I hope you all had a wonderful, relaxing 4th of July. Did you know that the 4th of July is one of the top holidays for watermelon in the U.S.? In fact, July is National Watermelon Month. Sliced on platters, cubed in salads, or even grilled, watermelon was probably on thousands of American picnic tables yesterday. But do you know how growers and distributors overcome logistical hurdles in order to get watermelon to stores? For all you supply chain gurus, here is a tangible example of the importance of the supply chain matching up with consumer demand.
What makes the watermelon supply chain challenging? Just for starters, watermelons are bulky and awkward to transport unless they are loaded in bins. And there are over 200 watermelon varieties that range from conventional to seedless to the mini or personal varieties. But I think diverse growing locations and seasonal variation test the supply chain the most.
While watermelon is available year round from Mexico, in the U.S. the fruit is grown in 44 states. It is a nomadic crop with harvest times varying by location. Typically, the first U.S. watermelons of the season come from Florida and Texas in April. As the season progresses, the harvest moves in waves from Georgia and Arizona to California, Arkansas, and South Carolina, and then through Midwestern and Northern climates. With harvest times all over the map (literally!) from April to September, retailers can find it tricky to keep up with the migrating supply.
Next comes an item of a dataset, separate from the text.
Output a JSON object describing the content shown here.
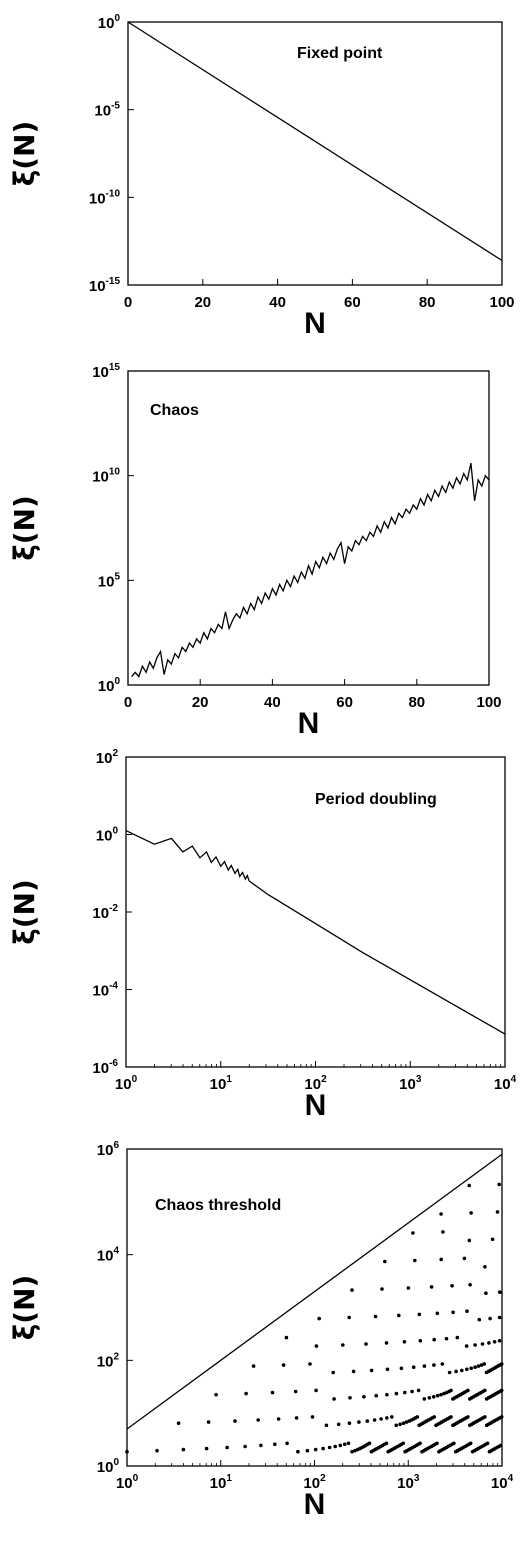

Retailers need to time deliveries to match up with the watermelon promotions for the top holidays—Memorial Day, 4th of July, Labor Day. It’s important that stores have enough product when the weather gets hot and shoppers want to buy watermelon. And if these supply chain challenges weren’t enough, retailers also care about consumer brand recognition and attention-grabbing marketing materials. Retailers consistently ask for comprehensive programs that address logistics (how do we get the quality fruit we need) and marketing aspects (how can we appeal to consumers and capture their attention).
So what is the solution?
To help retailers find a consistent, year round supply of watermelons, we work closely with Timco Worldwide, a C.H. Robinson company, and a multitude of other watermelon growers across the country to deliver the best product to stores.
To address the marketing support piece, our team created the Pink Ribbon Watermelon program in 2007. Because Watermelon is the lycopene leader in fresh produce—with four times the amount found in tomatoes—and lycopene is an ingredient linked to reducing the risk of certain cancers, we used the link to build the program’s foundation. The cause marketing component is appealing to both retailers and shoppers.
Retailers get the added benefit of reaching consumers in a very positive way. When retailers participate in the Pink Ribbon Watermelon program, C.H. Robinson donates $2.00 for every bin sold to breast cancer charities on behalf of retailers and their consumers. To date, the program has raised over $480,000 to non-profit organizations focused on breast cancer research and prevention throughout the United States and Canada.
Consumers are responding positively to the program and marketing promotions like Susan G. Komen Race for the Cure® events around the country and the Minnesota State Fair Booth with Cub Foods. The Pink Ribbon Watermelon program continues to bring in consumer awareness with store promotions and a Facebook fan page with over 20,000 fans.
To me, this is a great example of how true supply chain value extends from the watermelon fields all the way to the shoppers that love to buy them.
I wish you all a summer filled with family, friends, and, of course, refreshingly sweet watermelon.